Albisi Abelardo Ernesto entrò nel 1882 alla Regia Scuola di musica di Parma, dove studiò flauto (con Luigi Beccali e Paolo Cristoforetti), diplomandosi nel 1890. L’anno dopo fu in Brasile in una compagnia di opere diretta da Arnaldo Conti, la cui orchestra era costituita nella quasi totalità da parmigiani. Dal 1898 fu I flauto alla Scala, distinguendosi come solista assieme alle maggiori celebrità vocali. Nel 1911 costruì uno strumento, l’albisiphone, una variante del flauto con estensione grave, intonato in do all’ottava inferiore del flauto ordinario, la canna metallica cilindrica con la parte superiore a voluta simile alla tromba. Si suonava come un flauto diritto, ma l’imboccatura era posta in modo che l’esecutore agisse con la stessa tecnica del flauto traverso. Nel mag. 1912, in un concerto dell’orchestra della Scala al Teatro del Popolo in Milano, suonò questo strumento nella Melodia dei Campi Elisi di Gluck. Costruì anche un modello contralto intonato al fa. Dal 1919 al 1923 fu insegnante di flauto al Conservatorio di Ginevra. Oltre all’attività di flautista si dedicò anche alla composizione di musica per flauto: Fantasia all’ungherese per fl e pf, op. 25; Seconda suite miniatura per 3 fl e pf; Gretchen und Hedwig e Fafner und Fasolt, per pf solo o piccola orch; Fantasia per ob e pf (con il fratello); inoltre: Sei studi per fl (Fi: Venturini); Divertimento n. 3 per fl, ob, cl e fag, aveva iniziato l`operetta Arlecchinata, che rimase incompiuta per la sopravvenuta cecità.
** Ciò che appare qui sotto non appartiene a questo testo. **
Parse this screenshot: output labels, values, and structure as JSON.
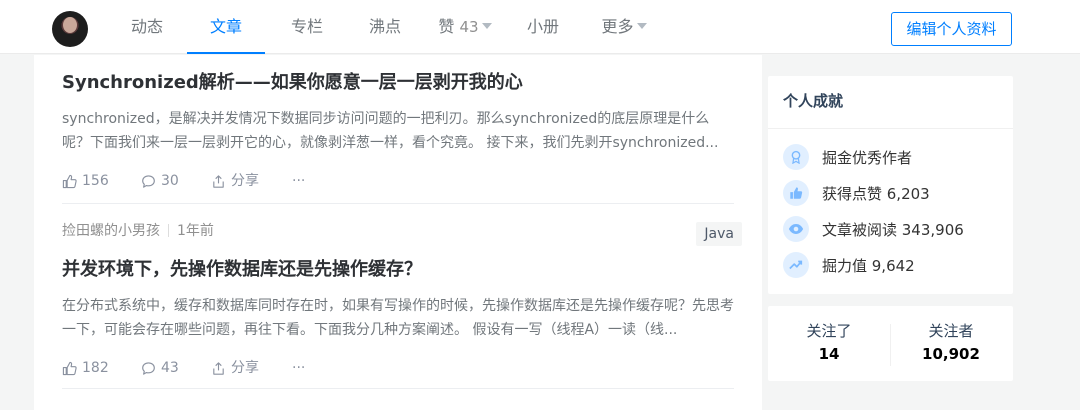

Albisi Giovanni Ammesso nel 1881 alla Regia Scuola di musica di Parma, studiò con Romeo Franzoni e si diplomò nel 1890. Professore nell'orchestra del Teatro alla Scala per lunghissimi anni, assieme al fratello fece sollevare l'orchestra contro il direttore Cleofonte Campanini per favorire il ritorno di Toscanini. Fu attivo come camerista e fece parte come viola del Quartetto Nastrucci con Gino e Ugo Nastrucci e Mario Segré. Con la casa editrice Fantuzzi di Milano pubblicò: Primo maggio, inno (per orch, banda); Senza ritornello, mazurka; Il sole dell'avvenire, valse; Capriccio, fox trot; Così fan tutte, valse; Canzoni campestri, marcia. Fiorellino di siepe, mazurka (Kelly, 1909). Riduz. per trio di vl, cello e pf dalle opere di Wagner Lohengrin, Parsifal, Tristano e Isotta, Tannhaüser.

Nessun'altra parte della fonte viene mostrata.